The boy’s offenses never had anything to do with what one might consider evidence of a “criminal” mind, but centered around particular needs of his, like eating and reading. Like Dennis, he never “measured up” to his brother. Like for the Jurgens’ other adopted children, life was only “normal” and without fear when his mother wasn’t around, because there was always the chance that something would be found that he did “wrong.” During the brief times when the mother showed her “gentler” side to him, this usually ended when he actually felt it was “safe” to ask her for something or walk around the house like he actually lived in it, which she only took as a deliberate effort to take “advantage” of her.  Like Grant, he felt it was “safer” to explain the welts around his neck to a cause other than what was actually true.

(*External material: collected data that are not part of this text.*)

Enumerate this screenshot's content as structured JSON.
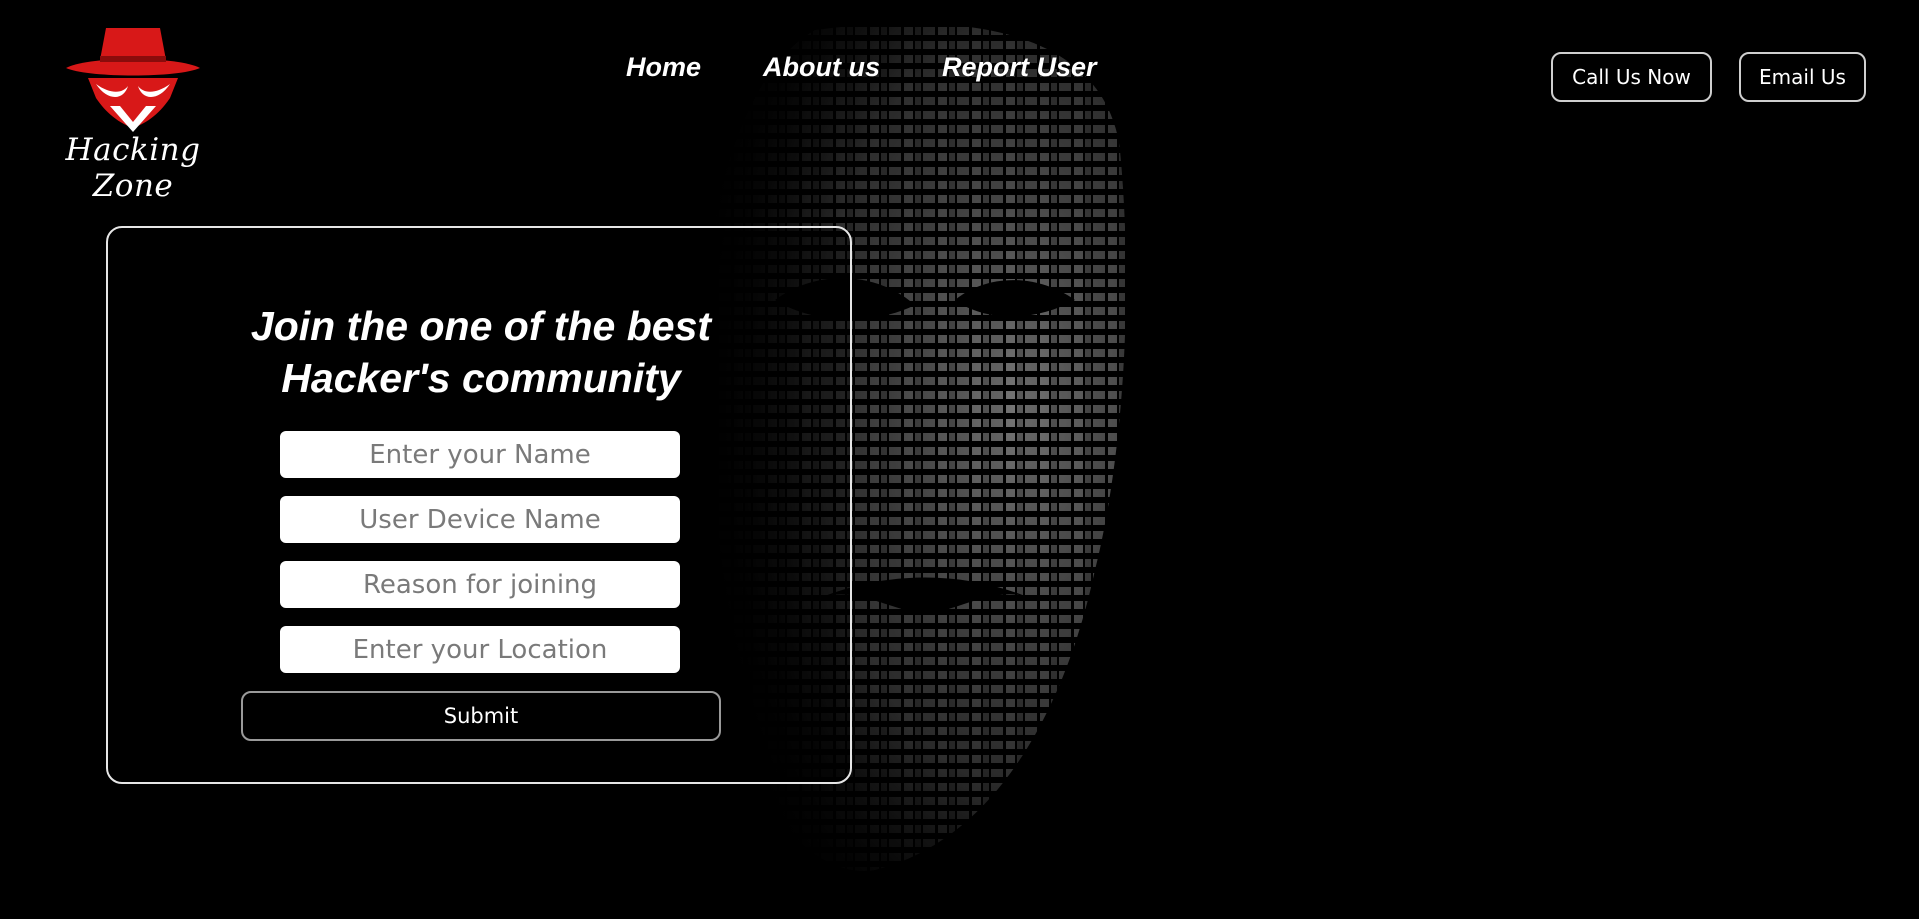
{
  "brand": {
    "name": "Hacking Zone",
    "logo_icon": "hat-spy-icon",
    "accent": "#e01b1b"
  },
  "nav": {
    "items": [
      {
        "label": "Home"
      },
      {
        "label": "About us"
      },
      {
        "label": "Report User"
      }
    ]
  },
  "header_buttons": {
    "call": "Call Us Now",
    "email": "Email Us"
  },
  "form": {
    "title_line1": "Join the one of the best",
    "title_line2": "Hacker's community",
    "fields": [
      {
        "placeholder": "Enter your Name",
        "value": ""
      },
      {
        "placeholder": "User Device Name",
        "value": ""
      },
      {
        "placeholder": "Reason for joining",
        "value": ""
      },
      {
        "placeholder": "Enter your Location",
        "value": ""
      }
    ],
    "submit_label": "Submit"
  },
  "background": {
    "image": "anonymous-mask-typography"
  }
}
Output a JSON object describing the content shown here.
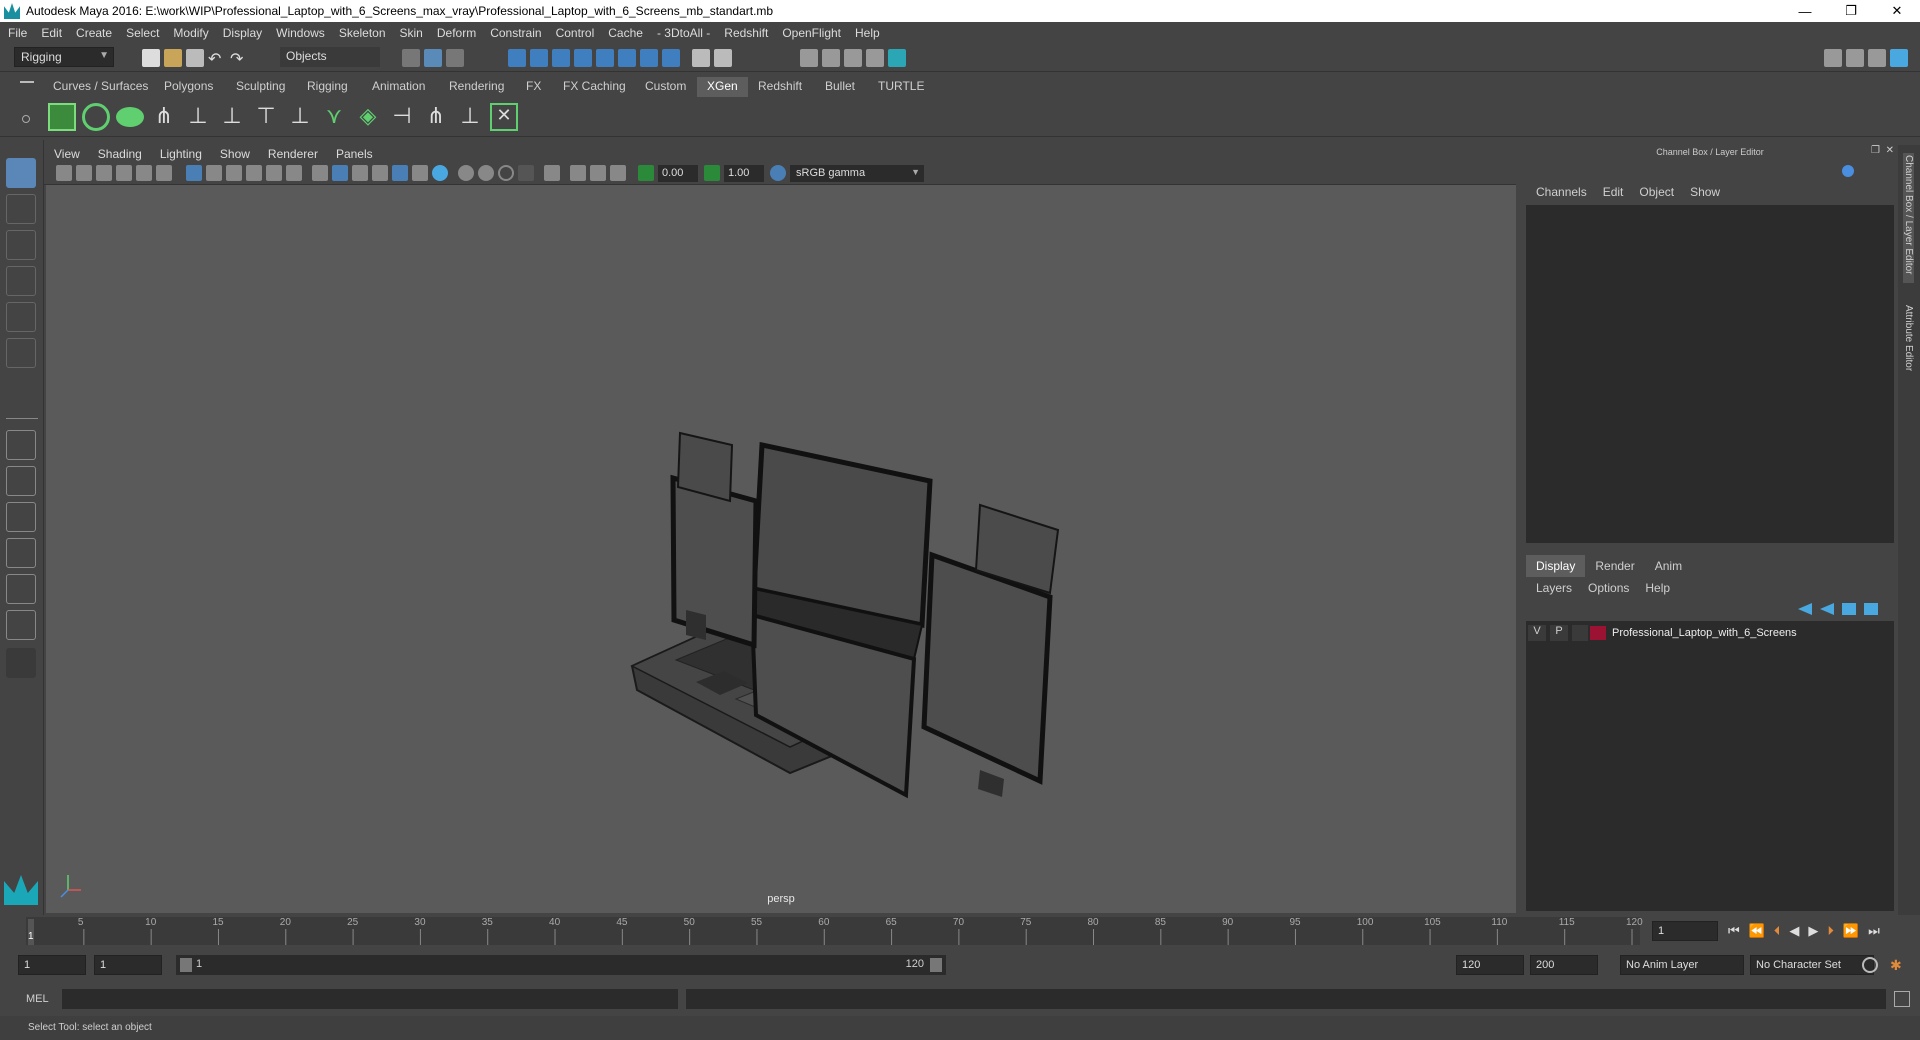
{
  "window": {
    "title": "Autodesk Maya 2016: E:\\work\\WIP\\Professional_Laptop_with_6_Screens_max_vray\\Professional_Laptop_with_6_Screens_mb_standart.mb",
    "minimize": "—",
    "restore": "❐",
    "close": "✕"
  },
  "menubar": [
    "File",
    "Edit",
    "Create",
    "Select",
    "Modify",
    "Display",
    "Windows",
    "Skeleton",
    "Skin",
    "Deform",
    "Constrain",
    "Control",
    "Cache",
    "- 3DtoAll -",
    "Redshift",
    "OpenFlight",
    "Help"
  ],
  "statusline": {
    "menuset": "Rigging",
    "selection_mode": "Objects"
  },
  "shelf_tabs": [
    {
      "label": "Curves / Surfaces",
      "active": false
    },
    {
      "label": "Polygons",
      "active": false
    },
    {
      "label": "Sculpting",
      "active": false
    },
    {
      "label": "Rigging",
      "active": false
    },
    {
      "label": "Animation",
      "active": false
    },
    {
      "label": "Rendering",
      "active": false
    },
    {
      "label": "FX",
      "active": false
    },
    {
      "label": "FX Caching",
      "active": false
    },
    {
      "label": "Custom",
      "active": false
    },
    {
      "label": "XGen",
      "active": true
    },
    {
      "label": "Redshift",
      "active": false
    },
    {
      "label": "Bullet",
      "active": false
    },
    {
      "label": "TURTLE",
      "active": false
    }
  ],
  "viewport": {
    "menu": [
      "View",
      "Shading",
      "Lighting",
      "Show",
      "Renderer",
      "Panels"
    ],
    "exposure": "0.00",
    "gamma": "1.00",
    "colorspace": "sRGB gamma",
    "camera": "persp"
  },
  "channelbox": {
    "title": "Channel Box / Layer Editor",
    "menu": [
      "Channels",
      "Edit",
      "Object",
      "Show"
    ]
  },
  "layer_editor": {
    "tabs": [
      {
        "label": "Display",
        "active": true
      },
      {
        "label": "Render",
        "active": false
      },
      {
        "label": "Anim",
        "active": false
      }
    ],
    "menu": [
      "Layers",
      "Options",
      "Help"
    ],
    "layers": [
      {
        "visible": "V",
        "playback": "P",
        "name": "Professional_Laptop_with_6_Screens",
        "color": "#9b1233"
      }
    ]
  },
  "side_tabs": [
    "Channel Box / Layer Editor",
    "Attribute Editor"
  ],
  "timeline": {
    "ticks": [
      "5",
      "10",
      "15",
      "20",
      "25",
      "30",
      "35",
      "40",
      "45",
      "50",
      "55",
      "60",
      "65",
      "70",
      "75",
      "80",
      "85",
      "90",
      "95",
      "100",
      "105",
      "110",
      "115",
      "120"
    ],
    "start_label": "1",
    "current_frame": "1"
  },
  "range": {
    "start": "1",
    "playback_start": "1",
    "slider_start": "1",
    "slider_end": "120",
    "playback_end": "120",
    "end": "200",
    "anim_layer": "No Anim Layer",
    "character_set": "No Character Set"
  },
  "cmdline": {
    "label": "MEL"
  },
  "helpline": {
    "text": "Select Tool: select an object"
  },
  "colors": {
    "accent_green": "#5fcf6f",
    "accent_blue": "#4aa8e0",
    "active_tab": "#5d5d5d"
  }
}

The boy would spend many a freezing night outside howling in pain until his mother thought it was time for him to come in. What did his siblings, all conforming to “normal” standards of behavior and social status, think of this? They probably accepted the “explanations” they were given.  

To this day, blindness and denial is the only lessons they have learned. Instead of death or jail as was “predicted,’ it was a kind of “normality” not possible before that the boy grown to be a man had found when he struck out on his own. No longer afraid, but learning to trust other people was something that was no longer possible. He no longer dwells on the past, accepts the feelings of "remorse" as "sincere" even as it has become plain that little has changed.